Future of dideoxyadenosine triphosphate in biotechnology
ddATP has traditionally been used as a chain terminator in Sanger sequencing, but it is also being used in new and emerging technologies. It is becoming increasingly important for tracking biodiversity and monitoring ecosystem changes. It can also be used in agricultural biotechnology to identify genes for improving yield, and environmental resilience in cultivated plants. However, ddATP is most commonly used to identify individual genetic variants for diagnosis or detection of rare mutations in cancer. The future role of ddATP in DNA sequencing in:
High-throughput sequencing: NGS technologies achieve high accuracy and throughput influenced by chain termination principles. ddATP remains essential in hybrid systems that merge the precision of Sanger sequencing with the high throughput of next-generation technologies, particularly for validating clinical mutations.

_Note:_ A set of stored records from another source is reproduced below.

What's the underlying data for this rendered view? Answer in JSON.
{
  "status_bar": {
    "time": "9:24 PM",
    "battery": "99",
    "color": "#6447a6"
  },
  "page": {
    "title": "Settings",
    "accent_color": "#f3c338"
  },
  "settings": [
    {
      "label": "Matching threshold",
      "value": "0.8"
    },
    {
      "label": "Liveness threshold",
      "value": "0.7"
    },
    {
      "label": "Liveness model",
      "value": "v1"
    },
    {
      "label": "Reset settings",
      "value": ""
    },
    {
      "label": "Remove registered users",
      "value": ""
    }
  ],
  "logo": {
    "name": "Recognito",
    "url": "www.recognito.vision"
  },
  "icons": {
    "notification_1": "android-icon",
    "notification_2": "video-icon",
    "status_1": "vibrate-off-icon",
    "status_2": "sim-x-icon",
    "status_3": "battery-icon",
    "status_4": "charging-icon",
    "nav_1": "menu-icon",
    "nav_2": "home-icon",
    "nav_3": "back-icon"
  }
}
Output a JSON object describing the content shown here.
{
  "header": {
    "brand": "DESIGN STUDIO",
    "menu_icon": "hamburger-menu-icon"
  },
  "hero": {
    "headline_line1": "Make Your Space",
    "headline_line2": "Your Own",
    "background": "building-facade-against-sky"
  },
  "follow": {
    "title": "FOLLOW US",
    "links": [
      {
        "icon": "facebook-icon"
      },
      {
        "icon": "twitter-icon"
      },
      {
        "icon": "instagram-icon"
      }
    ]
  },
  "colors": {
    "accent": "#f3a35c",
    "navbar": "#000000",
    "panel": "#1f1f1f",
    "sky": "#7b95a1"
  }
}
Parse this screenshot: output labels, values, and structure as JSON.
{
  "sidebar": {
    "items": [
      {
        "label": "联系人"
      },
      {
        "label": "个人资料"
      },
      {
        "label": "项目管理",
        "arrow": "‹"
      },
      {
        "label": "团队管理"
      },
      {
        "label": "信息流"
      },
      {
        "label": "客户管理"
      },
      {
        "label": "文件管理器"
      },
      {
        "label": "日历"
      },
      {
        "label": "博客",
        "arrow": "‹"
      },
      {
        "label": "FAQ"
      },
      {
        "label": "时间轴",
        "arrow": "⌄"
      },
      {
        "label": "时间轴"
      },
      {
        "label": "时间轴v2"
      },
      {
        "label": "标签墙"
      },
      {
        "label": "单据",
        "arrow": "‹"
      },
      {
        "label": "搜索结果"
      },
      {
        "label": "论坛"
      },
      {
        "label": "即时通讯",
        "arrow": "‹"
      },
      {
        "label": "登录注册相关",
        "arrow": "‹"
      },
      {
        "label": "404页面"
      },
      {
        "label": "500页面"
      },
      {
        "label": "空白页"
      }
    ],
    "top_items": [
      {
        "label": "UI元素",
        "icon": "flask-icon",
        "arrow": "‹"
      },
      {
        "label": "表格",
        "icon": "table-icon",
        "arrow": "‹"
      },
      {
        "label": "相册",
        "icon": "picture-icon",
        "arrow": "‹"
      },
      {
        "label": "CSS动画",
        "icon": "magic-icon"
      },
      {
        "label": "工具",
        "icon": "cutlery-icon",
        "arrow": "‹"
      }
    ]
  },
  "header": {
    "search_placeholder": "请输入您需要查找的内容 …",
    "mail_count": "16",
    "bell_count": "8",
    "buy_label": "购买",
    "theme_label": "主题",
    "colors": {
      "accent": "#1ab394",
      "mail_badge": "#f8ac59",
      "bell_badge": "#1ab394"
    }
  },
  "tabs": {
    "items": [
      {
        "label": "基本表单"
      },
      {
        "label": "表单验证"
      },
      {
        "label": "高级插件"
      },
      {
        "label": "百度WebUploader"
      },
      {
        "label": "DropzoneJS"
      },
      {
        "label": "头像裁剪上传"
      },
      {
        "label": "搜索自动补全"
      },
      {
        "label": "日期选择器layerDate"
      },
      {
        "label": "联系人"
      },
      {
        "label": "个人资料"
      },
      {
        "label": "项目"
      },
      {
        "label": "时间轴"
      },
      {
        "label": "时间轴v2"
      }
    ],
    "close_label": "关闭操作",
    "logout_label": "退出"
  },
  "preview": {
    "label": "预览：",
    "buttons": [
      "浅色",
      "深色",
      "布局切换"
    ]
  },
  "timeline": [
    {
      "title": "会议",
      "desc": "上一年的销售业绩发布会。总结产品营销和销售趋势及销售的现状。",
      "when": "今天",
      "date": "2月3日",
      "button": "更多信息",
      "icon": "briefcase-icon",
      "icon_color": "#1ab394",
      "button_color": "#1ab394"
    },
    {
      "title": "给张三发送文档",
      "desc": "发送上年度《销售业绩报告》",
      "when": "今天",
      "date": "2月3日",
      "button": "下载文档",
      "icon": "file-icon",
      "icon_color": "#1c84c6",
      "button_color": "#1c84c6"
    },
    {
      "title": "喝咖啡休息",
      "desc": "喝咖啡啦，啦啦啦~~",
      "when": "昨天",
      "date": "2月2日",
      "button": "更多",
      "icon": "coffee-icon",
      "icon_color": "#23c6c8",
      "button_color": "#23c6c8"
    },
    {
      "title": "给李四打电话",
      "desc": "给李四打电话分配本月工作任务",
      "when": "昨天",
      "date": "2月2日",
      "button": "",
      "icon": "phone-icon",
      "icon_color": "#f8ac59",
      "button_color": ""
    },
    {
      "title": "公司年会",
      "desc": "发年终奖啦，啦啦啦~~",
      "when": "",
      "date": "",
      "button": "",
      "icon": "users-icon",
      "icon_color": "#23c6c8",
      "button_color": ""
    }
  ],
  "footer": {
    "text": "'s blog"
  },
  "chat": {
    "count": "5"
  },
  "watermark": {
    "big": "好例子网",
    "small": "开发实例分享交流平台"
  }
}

Long-read sequencing: Platforms such as PacBio and Oxford Nanopore offer detailed genomic analysis, and chemically modified ddATP can be used to enhance signaling and controlled termination.
Single-Molecule Real-Time (SMRT) Sequencing: Using PacBio’s SMRT technology researchers can watch the synthesis of DNA in real time, offering more accurate genetic sequences. In this context, ddATP enables precise control over DNA strand termination, which can be in programmable molecular systems and data encoding.